The AI systems demonstrated remarkable capability in 96-hour cyclone track forecasting, maintaining positional accuracy within 200 kilometers while completing computations in seconds rather than hours. The Aurora model emerged as the top performer, with researchers attributing its superior performance to the system's transformer-based architecture and incorporation of diverse meteorological datasets.
Notably, these AI models successfully internalized complex atmospheric dynamics, including vorticity patterns and pressure gradients, without explicit programming of physical equations, achieving this through advanced machine learning techniques alone.
Research paper:
https://agupubs.onlinelibrary.wiley.com/doi/full/10.1029/2025JH000594
“The two studies collectively highlight the transformative potential of artificial intelligence in weather prediction. As extreme weather events become more frequent due to climate change, such AI-powered forecasting tools may prove indispensable for vulnerable communities worldwide,” said Prof. Hariprasad Kodamana, Chemical Engineering Department, IIT Delhi.

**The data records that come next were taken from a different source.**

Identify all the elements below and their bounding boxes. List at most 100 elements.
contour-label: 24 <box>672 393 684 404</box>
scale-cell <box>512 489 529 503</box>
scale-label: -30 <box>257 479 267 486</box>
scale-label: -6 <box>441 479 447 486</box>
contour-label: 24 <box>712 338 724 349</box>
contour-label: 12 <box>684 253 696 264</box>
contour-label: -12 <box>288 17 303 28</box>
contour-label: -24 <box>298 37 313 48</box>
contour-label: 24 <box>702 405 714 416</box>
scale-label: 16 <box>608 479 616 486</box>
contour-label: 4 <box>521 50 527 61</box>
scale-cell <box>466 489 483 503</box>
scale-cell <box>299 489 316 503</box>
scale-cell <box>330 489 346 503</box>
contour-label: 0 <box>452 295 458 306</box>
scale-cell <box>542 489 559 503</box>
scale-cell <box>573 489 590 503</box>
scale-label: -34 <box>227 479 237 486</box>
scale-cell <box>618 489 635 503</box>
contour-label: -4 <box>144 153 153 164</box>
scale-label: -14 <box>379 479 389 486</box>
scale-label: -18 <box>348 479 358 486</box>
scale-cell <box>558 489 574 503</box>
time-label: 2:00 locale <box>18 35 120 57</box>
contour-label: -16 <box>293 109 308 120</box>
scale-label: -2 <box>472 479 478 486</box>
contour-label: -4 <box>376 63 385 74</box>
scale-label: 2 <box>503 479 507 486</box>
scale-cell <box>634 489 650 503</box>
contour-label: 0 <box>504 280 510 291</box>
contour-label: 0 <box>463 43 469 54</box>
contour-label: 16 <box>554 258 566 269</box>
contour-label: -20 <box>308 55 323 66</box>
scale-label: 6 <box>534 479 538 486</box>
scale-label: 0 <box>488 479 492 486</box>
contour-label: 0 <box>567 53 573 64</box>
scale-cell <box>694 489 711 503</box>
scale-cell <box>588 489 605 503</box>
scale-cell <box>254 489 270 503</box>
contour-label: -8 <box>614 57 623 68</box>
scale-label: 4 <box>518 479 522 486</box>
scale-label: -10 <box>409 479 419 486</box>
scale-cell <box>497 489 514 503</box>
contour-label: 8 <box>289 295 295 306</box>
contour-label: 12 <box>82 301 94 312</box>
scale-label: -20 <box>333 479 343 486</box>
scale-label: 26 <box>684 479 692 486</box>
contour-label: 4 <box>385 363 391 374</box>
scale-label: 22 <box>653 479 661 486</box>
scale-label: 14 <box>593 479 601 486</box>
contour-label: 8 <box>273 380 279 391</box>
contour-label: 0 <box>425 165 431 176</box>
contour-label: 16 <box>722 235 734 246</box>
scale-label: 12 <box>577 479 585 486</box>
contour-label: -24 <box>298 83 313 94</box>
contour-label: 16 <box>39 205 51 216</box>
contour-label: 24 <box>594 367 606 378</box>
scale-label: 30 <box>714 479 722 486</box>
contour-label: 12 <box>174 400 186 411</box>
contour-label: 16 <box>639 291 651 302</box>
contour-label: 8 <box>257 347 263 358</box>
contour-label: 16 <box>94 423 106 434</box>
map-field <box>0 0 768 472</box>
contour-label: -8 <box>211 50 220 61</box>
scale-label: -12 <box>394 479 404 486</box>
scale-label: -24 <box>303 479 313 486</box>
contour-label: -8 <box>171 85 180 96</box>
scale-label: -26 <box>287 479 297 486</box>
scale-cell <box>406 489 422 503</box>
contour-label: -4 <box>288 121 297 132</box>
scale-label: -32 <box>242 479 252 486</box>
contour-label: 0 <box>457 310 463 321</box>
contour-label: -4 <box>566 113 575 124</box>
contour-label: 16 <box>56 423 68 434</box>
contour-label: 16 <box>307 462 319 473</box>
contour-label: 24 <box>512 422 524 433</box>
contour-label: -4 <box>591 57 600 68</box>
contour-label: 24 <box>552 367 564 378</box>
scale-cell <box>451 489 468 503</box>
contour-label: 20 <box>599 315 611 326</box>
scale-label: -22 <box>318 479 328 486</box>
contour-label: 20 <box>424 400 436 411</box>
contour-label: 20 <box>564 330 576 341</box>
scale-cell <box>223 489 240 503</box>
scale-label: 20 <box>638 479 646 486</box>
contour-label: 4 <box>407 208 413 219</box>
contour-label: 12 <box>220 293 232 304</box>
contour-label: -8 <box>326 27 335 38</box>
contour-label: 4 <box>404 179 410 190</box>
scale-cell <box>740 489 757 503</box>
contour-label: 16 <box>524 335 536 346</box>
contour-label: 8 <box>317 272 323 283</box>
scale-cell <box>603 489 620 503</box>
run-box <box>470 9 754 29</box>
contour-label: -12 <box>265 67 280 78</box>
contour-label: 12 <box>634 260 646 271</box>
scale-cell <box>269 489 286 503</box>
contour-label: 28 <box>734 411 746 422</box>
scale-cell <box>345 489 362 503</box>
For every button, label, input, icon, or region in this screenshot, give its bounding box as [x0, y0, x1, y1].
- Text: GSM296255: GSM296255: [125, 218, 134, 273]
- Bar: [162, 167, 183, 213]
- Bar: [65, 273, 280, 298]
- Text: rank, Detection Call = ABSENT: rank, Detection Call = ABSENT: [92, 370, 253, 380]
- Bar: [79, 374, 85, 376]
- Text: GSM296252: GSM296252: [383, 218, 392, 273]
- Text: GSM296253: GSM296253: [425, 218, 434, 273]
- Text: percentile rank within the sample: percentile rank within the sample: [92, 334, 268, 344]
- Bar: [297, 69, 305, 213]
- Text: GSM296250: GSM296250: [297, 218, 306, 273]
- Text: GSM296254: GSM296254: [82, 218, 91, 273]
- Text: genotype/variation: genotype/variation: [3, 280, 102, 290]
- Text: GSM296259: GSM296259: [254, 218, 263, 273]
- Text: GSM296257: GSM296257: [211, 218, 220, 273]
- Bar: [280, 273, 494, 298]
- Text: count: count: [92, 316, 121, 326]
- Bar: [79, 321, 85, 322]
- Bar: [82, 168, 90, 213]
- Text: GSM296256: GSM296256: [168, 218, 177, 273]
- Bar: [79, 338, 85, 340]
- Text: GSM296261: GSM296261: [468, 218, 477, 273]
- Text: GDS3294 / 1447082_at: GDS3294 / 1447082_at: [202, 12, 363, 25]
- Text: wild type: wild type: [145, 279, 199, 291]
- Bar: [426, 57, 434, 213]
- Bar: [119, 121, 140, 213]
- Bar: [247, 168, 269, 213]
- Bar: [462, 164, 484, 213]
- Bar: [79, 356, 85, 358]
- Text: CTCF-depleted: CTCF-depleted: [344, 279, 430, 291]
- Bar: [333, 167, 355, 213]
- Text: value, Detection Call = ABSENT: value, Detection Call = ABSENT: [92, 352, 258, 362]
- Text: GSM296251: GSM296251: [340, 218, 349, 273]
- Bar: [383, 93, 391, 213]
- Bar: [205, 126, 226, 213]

“By combining the accuracy of traditional physical models with the speed and efficiency of machine learning, these systems offer new possibilities for early warning and climate adaptation. The research underscores the importance of continued innovation in model architectures and training methodologies to further improve prediction capabilities while maintaining scientific rigor”, added Prof. Sandeep Sukumaran, Centre for Atmospheric Sciences, IIT Delhi.